Namun, ‘Arafah juga menurut Ali Syariati juga berarti ilmu pengetahuan, yang satu derivasi dengan kata ma’rifah. Cinta sesama manusia atau sesama Muslim tentu saja tidak boleh buta, tetapi didasarkan pada ilmu tajribi (empiris), burhani (rasional), terutama ilmu ‘irfani (wahyu/intuisi), yang satu derivasi dengan kata ‘Arafah. Bahkan, mengingat wukuf di ‘Arafah diikuti dengan tinggal sejenak di Masy’ar al-Haram/Muzdalifah, maka cinta kemanusiaan harus disertai dengan kesadaran diri/kebebasan, bukan pemaksaan.

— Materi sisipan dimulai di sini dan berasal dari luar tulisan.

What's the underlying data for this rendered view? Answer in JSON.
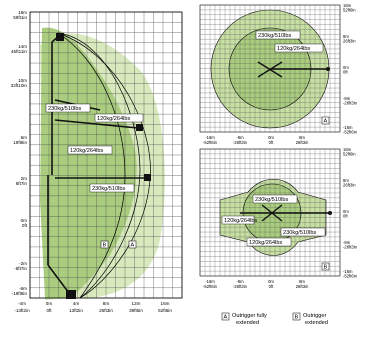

Di ‘Arafah inilah Nabi Muhammad pernah menyampaikan khutbah (pidato) terkenalnya pada waktu melakukan haji wada’ (terakhir), sebagaimana hadis riwayat Bukhari dan Muslim. Dalam hadis ini, Nabi mengharuskan kaum Muslimin untuk menjaga hak hidup (ad-dimâ’), hak kepemilikan orang lain (al-amwâl), dan hak sebagai manusia yang mempunyai harga diri (martabat [akal dan hati) sepertikebebasan beragama dan berpendapat. Tiga hak ini mempengaruhi Barat lewat Islam di Spanyol Islam. Menurut Nurcholish Madjid, melalui hadis wada’ ini, humanisme (HAM) pertama kali muncul justru dalam Islam, sebagaimana yang juga tampak dalam Piagam Madinah sebelumnya.

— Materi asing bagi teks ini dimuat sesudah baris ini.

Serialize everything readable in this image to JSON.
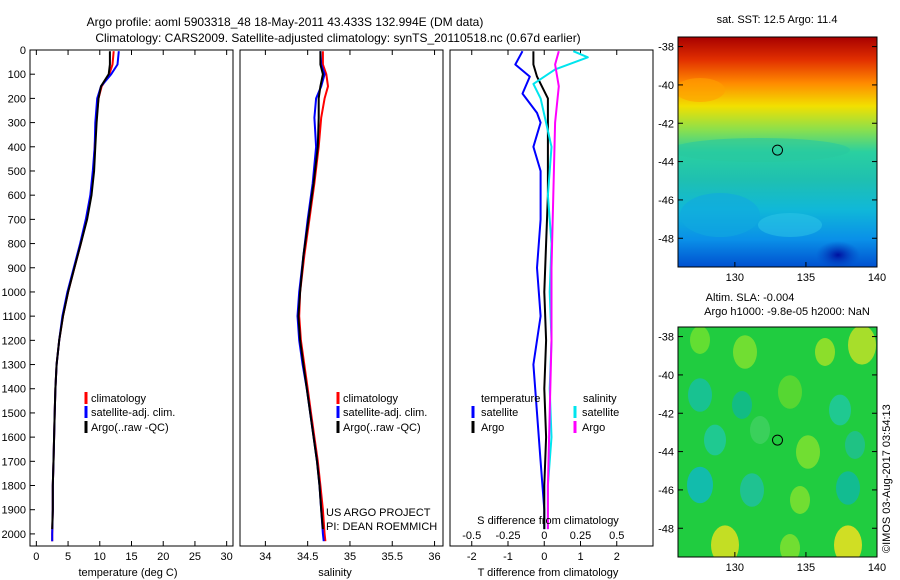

Humanisme dalam haji juga tampak dari larangan saat melakukan ibadah haji yang lain, seperti larangan bermusuhan (berantem) dengan sesama teman haji atau bahkan dengan pembantu. Juga: keharusan berusaha untuk hidup lebih baik, baik secara material maupun ruhaniah, dan harmoni bersama masyarakat sekitar (menghormati keragaman) yang disimbolkan dengan thawaf (mengelilingi Ka’bah); sa’i yang secara harfiah berarti berupaya/bersegera (tidak malas) dari shafâ (dimulai dengan niat yang bersih) menuju marwah (hidup bermartabat [hidup mulia]); dan dam (denda) memotong kambing untuk mereka yang berhaji dengan cara haji selain ifrad atau denda karena melakukan larangan haji. Dalam dam haji ada upaya pembebasan manusia secara konsumtif, yang harus dilanjutkan secara produktif. Bahkan, dalam haji juga tampak visi memelihara ekologi, karena setiap para haji dilarang membunuh binatang darat yang ada di Mekah.